Scientific Games, the operator of the lottery terminals, has been sending technicians all over the state to complete repairs as well as assisting retailers reboot their machines over the phone. According to the Connecticut Lottery, both Scientific Games and the Lottery have been in constant communication since the problem arose.

"We are working with our vendor Scientific Games to ensure all of our retailers understand what the approximate wait time is for a technician to get out there and help them," Chozet said. "Scientific Games is also currently diagnosing the totality of the matter and we anticipate a fix happening very, very soon. They have also been requiring overtime from their field staff to help address the matter."

While Scientific Games and the Lottery continue to troubleshoot and fix the issue, there is a possibility that customers could experience a delay. Should this occur at a lottery terminal at the time of purchase, players can wait for the system to reboot or visit another retailer to play the new Fast Play instant game. For help finding the next closest lottery retailer, players can use the free Lottery Places (lotteryplaces.com) app, downloadable on the App Store and on Google Play.

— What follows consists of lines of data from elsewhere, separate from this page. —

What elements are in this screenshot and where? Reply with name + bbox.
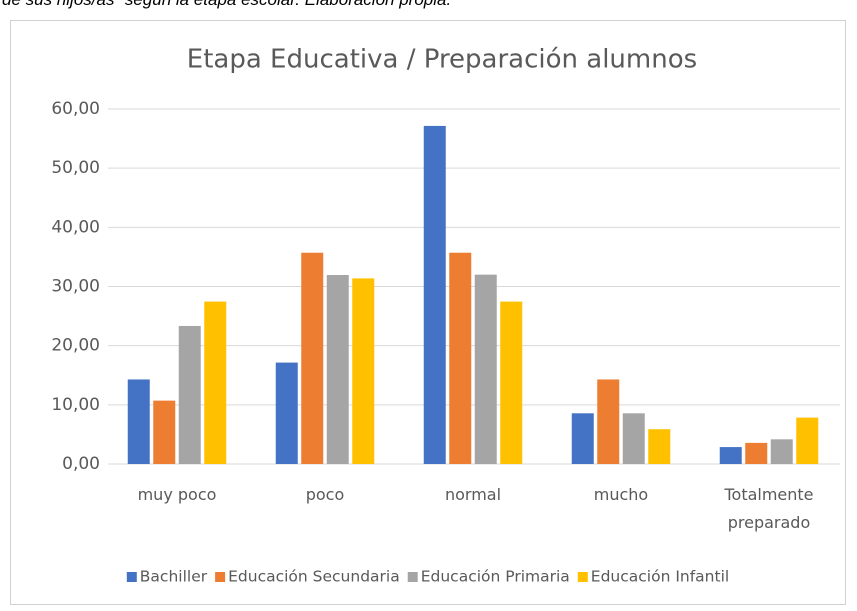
bar: [770, 439, 793, 464]
y-tick-label: 10,00: [51, 395, 100, 415]
chart-frame: [10, 20, 846, 605]
bar: [423, 125, 446, 465]
legend-swatch: [577, 572, 588, 582]
bar: [474, 274, 497, 464]
bar: [622, 413, 645, 464]
x-tick-label: normal: [444, 485, 502, 504]
bar: [301, 252, 324, 464]
bar: [449, 252, 472, 464]
y-tick-label: 50,00: [51, 158, 100, 178]
x-tick-label: muy poco: [137, 485, 217, 504]
bar: [178, 325, 201, 464]
x-tick-label: poco: [305, 485, 345, 504]
x-tick-label: mucho: [593, 485, 649, 504]
legend-swatch: [215, 572, 226, 582]
legend-label: Educación Primaria: [421, 568, 570, 586]
bar: [597, 379, 620, 464]
bar: [571, 413, 594, 464]
bar: [648, 429, 671, 464]
y-tick-label: 0,00: [62, 454, 100, 474]
y-tick-label: 30,00: [51, 277, 100, 297]
legend-swatch: [126, 572, 137, 582]
legend-label: Bachiller: [140, 568, 208, 586]
legend-label: Educación Infantil: [591, 568, 729, 586]
chart-title: Etapa Educativa / Preparación alumnos: [187, 45, 697, 75]
bar: [796, 417, 819, 464]
legend-label: Educación Secundaria: [228, 568, 400, 586]
bar: [275, 362, 298, 464]
legend: Bachiller Educación Secundaria Educación P…: [126, 568, 729, 586]
bar: [352, 278, 375, 464]
bar: [745, 442, 768, 464]
x-tick-label: Totalmente preparado: [724, 485, 814, 532]
y-tick-label: 20,00: [51, 336, 100, 356]
bar: [153, 400, 176, 464]
legend-swatch: [407, 572, 418, 582]
bar: [500, 301, 523, 464]
bar: [204, 301, 227, 464]
bar: [326, 275, 349, 464]
bar: [719, 447, 742, 464]
y-tick-label: 40,00: [51, 217, 100, 237]
caption: de sus hijos/as” según la etapa escolar.…: [2, 0, 451, 10]
y-tick-label: 60,00: [51, 99, 100, 119]
bar: [127, 379, 150, 464]
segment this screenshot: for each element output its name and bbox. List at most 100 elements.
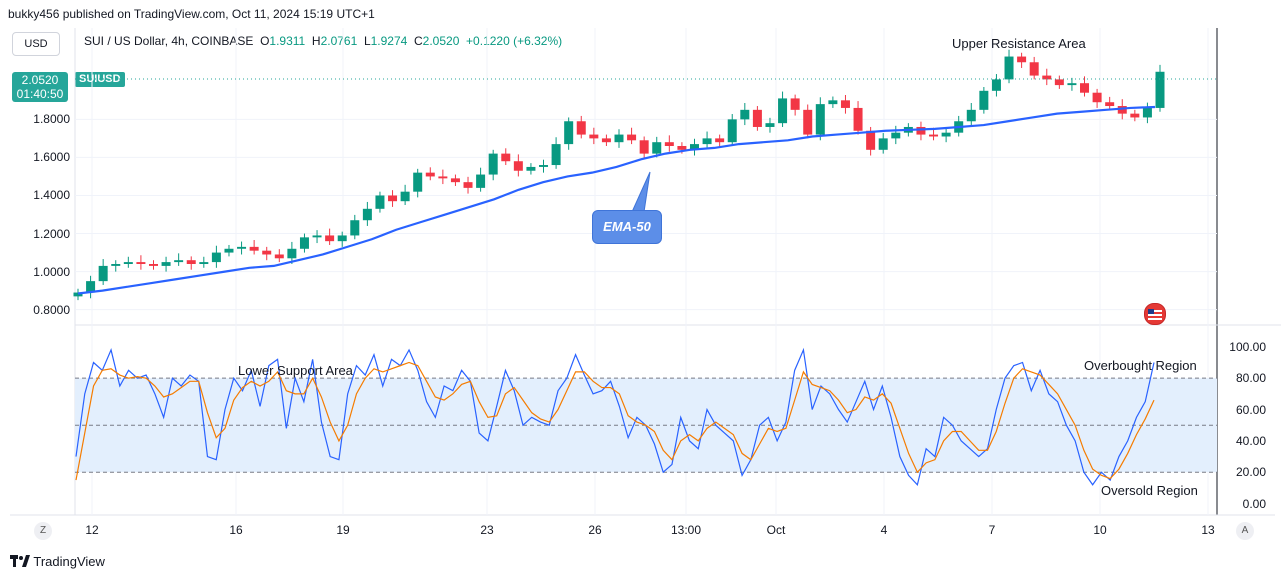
bar-countdown: 01:40:50 [16,87,64,101]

To play Fast Play, players can wager $1, $2, or $5 for an instant chance to win either 20%, 40%, or 100% of the progressive jackpot, respectively, and must match all three of your listed numbers to the winning numbers shown. The jackpot amount is printed directly onto the ticket at the time of purchase.

The first person to win part of the jackpot did so three days after the game launched, on July 23. After wagering $1, the player took home 20% of the total jackpot, which amounted to $16,317. Just two days later, another player won the entire progressive jackpot with a $5 wager, totaling $120,887.

"The Fast Play Progressive Jackpot games had a very successful first week, with better than expected sales," President and CEO of the Connecticut Lottery Corporation Greg Smith said in a news release. "It was great to see two jackpot wins occur in the first week — one at the $1 price point, and the second a $5 price point win — allowing players to see how the jackpot grows and resets based on the amount of the win. We are very happy for those lucky winners and look forward to seeing many more."

The ticket that won it all was purchased at Amodeo's Highland Package Store on Highland Avenue in Waterbury. The wine and spirits store earned $1,209 for selling the winning ticket.

Despite the technical errors and glitches, a full jackpot payout within five days of Fast Play's release date bodes well for players looking to play a quick instant lottery game.

"Fast Play has been really popular amongst our players and we've had a lot of jackpot hits, so there's always an opportunity, and with a rolling jackpot, the opportunity is constantly there for players," Chozet remarked.